C’est justement dans le n° 26 du 3 août 2007 de sa e-rjcp (sommaire PDF) qu’il lance une « virulente critique » (le mot est de lui) contre le monopole de l’AFNOR. On retrouve l’essentiel de cette critique dans son édito du 05 août 2007, librement accessible, lui [12].

Extrait :

« [...] une virulente critique sur le monopole public accordé à l’AFNOR pour diffuser des informations sur la normalisation française à titre payant. Ce caractère dissuasif, car particulièrement onéreux de l’accès à l’information, marque un manquement de l’Etat français à ses obligations morales de gardien de la bonne gestion de notre économie en général et de l’achat public en particulier. De surcroit, il me paraît constituer une entrave à la libre circulation des marchandises fondamentalement contraire au droit européen. »

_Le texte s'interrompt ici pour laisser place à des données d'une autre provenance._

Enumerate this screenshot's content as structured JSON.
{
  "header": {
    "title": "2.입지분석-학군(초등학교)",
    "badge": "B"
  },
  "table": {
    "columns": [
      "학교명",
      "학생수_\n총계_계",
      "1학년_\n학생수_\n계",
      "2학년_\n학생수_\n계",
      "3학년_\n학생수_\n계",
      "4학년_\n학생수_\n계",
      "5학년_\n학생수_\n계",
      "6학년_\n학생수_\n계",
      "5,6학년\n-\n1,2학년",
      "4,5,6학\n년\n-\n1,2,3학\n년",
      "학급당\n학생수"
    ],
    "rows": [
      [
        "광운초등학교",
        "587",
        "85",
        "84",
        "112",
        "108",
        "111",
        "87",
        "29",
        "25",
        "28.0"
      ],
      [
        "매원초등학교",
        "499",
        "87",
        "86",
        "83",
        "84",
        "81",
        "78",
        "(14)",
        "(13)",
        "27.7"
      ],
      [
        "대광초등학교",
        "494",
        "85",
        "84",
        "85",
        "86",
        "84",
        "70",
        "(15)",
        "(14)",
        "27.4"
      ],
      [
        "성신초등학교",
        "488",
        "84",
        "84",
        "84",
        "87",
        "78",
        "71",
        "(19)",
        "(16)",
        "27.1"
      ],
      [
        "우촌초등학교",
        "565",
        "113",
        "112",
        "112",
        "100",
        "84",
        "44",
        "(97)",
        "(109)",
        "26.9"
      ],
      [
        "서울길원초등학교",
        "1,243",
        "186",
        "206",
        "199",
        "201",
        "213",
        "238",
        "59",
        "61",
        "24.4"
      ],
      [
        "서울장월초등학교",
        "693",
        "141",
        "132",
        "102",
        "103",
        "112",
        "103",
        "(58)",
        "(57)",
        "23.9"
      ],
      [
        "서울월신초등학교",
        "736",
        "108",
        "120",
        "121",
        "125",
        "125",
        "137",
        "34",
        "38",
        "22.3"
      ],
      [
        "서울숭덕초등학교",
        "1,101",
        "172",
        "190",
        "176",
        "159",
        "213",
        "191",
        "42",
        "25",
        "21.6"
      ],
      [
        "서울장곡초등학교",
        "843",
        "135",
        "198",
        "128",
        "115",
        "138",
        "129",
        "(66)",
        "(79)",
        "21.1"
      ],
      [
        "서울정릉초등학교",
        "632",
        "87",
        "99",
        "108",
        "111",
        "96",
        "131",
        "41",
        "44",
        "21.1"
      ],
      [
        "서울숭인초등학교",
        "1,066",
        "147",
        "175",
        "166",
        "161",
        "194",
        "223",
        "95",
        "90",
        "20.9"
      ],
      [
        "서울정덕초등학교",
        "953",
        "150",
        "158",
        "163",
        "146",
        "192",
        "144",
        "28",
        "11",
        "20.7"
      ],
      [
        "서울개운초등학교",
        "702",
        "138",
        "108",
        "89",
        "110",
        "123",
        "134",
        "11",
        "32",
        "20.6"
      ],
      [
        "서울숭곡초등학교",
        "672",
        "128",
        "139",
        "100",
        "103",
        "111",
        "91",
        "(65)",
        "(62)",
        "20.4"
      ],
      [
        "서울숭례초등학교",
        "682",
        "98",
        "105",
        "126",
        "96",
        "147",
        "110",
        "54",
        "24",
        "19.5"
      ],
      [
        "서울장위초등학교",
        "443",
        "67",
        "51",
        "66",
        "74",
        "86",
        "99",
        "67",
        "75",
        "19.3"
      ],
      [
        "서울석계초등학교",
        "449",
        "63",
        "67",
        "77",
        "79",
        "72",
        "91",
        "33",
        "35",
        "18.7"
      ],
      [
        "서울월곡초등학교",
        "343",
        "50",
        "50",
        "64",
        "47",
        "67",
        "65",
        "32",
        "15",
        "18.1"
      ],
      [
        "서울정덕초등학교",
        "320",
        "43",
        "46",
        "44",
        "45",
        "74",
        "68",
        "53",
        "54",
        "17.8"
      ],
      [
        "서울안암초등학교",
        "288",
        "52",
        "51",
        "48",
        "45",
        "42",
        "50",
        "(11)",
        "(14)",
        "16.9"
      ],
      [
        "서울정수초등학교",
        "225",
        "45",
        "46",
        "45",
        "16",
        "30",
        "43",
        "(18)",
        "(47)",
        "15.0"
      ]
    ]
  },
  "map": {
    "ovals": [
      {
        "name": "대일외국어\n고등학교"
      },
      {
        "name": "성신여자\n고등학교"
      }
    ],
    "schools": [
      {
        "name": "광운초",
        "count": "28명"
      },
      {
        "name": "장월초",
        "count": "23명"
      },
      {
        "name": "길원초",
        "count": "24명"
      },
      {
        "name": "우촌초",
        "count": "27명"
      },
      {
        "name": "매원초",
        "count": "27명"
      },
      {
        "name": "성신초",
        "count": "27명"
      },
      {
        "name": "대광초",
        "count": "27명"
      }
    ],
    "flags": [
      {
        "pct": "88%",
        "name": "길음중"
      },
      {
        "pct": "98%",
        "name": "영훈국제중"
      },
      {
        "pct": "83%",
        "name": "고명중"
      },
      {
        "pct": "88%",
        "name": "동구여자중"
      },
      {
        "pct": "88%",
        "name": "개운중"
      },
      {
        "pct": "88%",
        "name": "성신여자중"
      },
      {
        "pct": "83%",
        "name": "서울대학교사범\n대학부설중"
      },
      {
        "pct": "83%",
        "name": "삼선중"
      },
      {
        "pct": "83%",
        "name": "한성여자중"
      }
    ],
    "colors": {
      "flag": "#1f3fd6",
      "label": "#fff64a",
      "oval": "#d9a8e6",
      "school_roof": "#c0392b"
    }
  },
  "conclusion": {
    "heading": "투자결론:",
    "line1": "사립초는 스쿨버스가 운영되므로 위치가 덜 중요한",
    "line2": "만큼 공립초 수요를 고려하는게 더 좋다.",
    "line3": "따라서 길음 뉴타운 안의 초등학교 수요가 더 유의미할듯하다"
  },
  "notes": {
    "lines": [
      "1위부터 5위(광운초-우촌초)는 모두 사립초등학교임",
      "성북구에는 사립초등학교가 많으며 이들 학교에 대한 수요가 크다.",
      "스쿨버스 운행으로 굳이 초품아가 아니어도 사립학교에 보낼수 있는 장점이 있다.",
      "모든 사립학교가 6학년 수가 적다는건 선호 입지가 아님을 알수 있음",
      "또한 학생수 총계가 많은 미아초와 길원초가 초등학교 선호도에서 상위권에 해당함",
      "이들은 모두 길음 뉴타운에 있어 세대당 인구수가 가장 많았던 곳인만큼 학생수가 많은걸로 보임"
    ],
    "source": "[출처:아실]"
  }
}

Un simple tour sur la rubrique Normes en ligne du site Boutique AFNOR permet de se faire une opinion. Une norme de 39 pages sur les méthode de mesure de l’isolement acoustique près des aéroports [13] coûte 62,50 euros HT (papier ou électronque, idem)). Tiens, c’est aussi le prix (sans remise) d’un ouvrage de référence de Pierre Arhel sur les pratiques tarifiaires publié chez EFE, un éditeur de référence en termes de qualité des auteurs et de leur production et qui n’a jamais vendu ses ouvrages au rabais, au contraire [14]. Cette 2e édition date de 2001 et compte 332 pages. Soit un coût par page de 0,19 euro HT pour EFE, contre un "cpp" de 1,60 euro HT chez l’AFNOR.

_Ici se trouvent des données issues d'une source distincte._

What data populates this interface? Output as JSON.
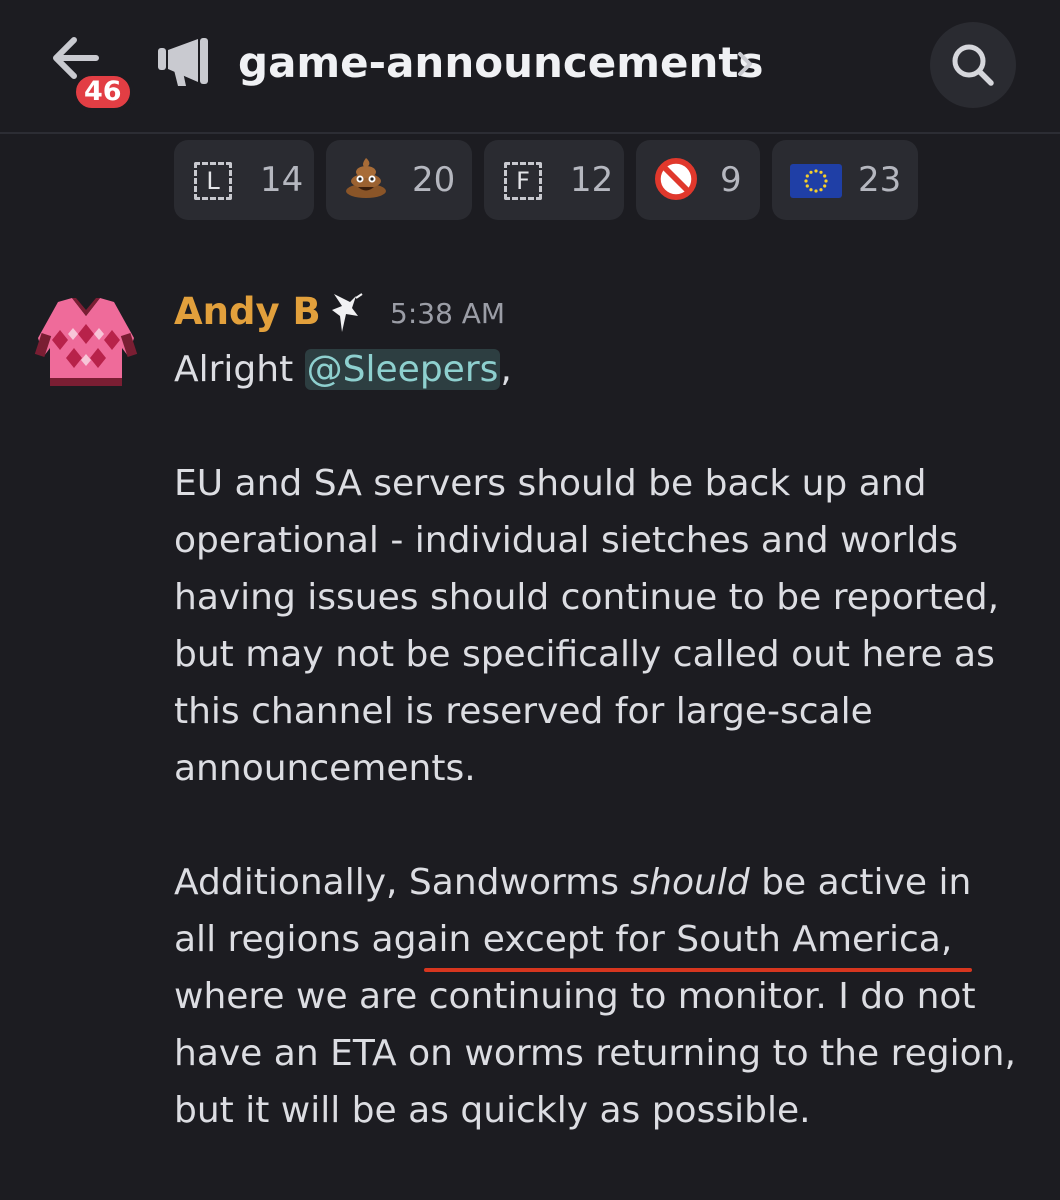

L’AFNOR a beau proposer depuis peu un système de paiement à la visualisation (Pay-per-view) sans impression ni fichier téléchargé, il ne reste pas moins, par exemple, que pour la norme NF EN ISO 13485 (février 2004) Dispositifs médicaux - Systèmes de management de la qualité - Exigences à des fins réglementaires, le pay-per-view est encore à 35 euros HT —quand le papier ou le PDF sont à 97,40 euros HT. Même une "promotion" à -25% sur un "package" de normes (trois normes NF EN 12983-1, NF EN 12983-1/A1 et NF EN 14916 Articles culinaires) se paie 95,29 euros HT (au lieu de 127,05). Et encore, uniquement au format numérique (PDF).

Extrait de la FAQ du site Boutique AFNOR :

« Le Pay Per View est un service qui vous permet de consulter immédiatement les normes à l’écran, sans possibilité de les enregistrer ni de les imprimer. Au terme de votre consultation, vous aurez la possibilité d’acheter la norme. Vous bénéficierez alors d’une remise de 70 % sur le service Pay Per View (remise déduite du prix de la norme). Les documents Pay Per View sont consultables dans un délai de 2 jours. Le règlement s’effectue par carte bancaire. Le service Norm’alert ne s’applique pas aux documents Pay Per View. »

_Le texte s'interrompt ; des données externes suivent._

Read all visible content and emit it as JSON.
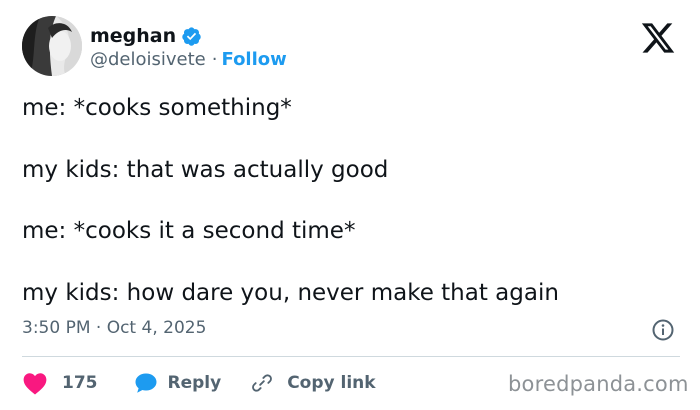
{
  "author": {
    "display_name": "meghan",
    "handle": "@deloisivete",
    "separator": "·",
    "follow_label": "Follow",
    "verified": true
  },
  "tweet": {
    "lines": [
      "me: *cooks something*",
      "my kids: that was actually good",
      "me: *cooks it a second time*",
      "my kids: how dare you, never make that again"
    ],
    "timestamp": "3:50 PM · Oct 4, 2025"
  },
  "actions": {
    "like_count": "175",
    "reply_label": "Reply",
    "copy_label": "Copy link"
  },
  "watermark": "boredpanda.com",
  "colors": {
    "accent": "#1d9bf0",
    "like": "#f91880",
    "muted_text": "#536471",
    "divider": "#cfd9de",
    "text": "#0f1419"
  },
  "icons": [
    "verified-badge-icon",
    "x-logo-icon",
    "info-icon",
    "heart-icon",
    "reply-bubble-icon",
    "link-icon"
  ]
}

Extrait des conditions générales de vente :

« 12.7. Conditions d’utilisation du service « Pay per view »
Par le service « Pay per view », AFNOR autorise le Client à visualiser sur écran le document commandé, à l’exclusion de tout autre droit. Le document est un fichier .pdf limité à la consultation. La consultation n’entraîne aucun transfert de droit de propriété intellectuelle en faveur du Client. Le document ne peut être stocké sur ordinateur ou tout autre support, enregistré, téléchargé, imprimé, copié ou reproduit sous quelque forme que ce soit. »

Il faut savoir que les "auteurs" des normes sont essentiellement des spécialistes du secteur qui se réunissent régulièrement au sein de commissions sans pouvoir le révéler. Evidemment, ils en tirent une excellente connaissance des futures normes, ce qui augmente leur expertise et les indemnise ainsi du temps passé. Les employés de l’AFNOR organisent, gèrent, font le secrétariat et le suivi de ces commissions et de leurs travaux ... et vendent.

Cette sitation de monopole est similaire dans les autres pays. Pour garantir l’unité des normes. Dans un contexte européen de progression des normes européennes et du droit de la concurrence, on se demande toutefois si le maintien de ces forteresses nationales et de leur monopole de vente se justifie toujours.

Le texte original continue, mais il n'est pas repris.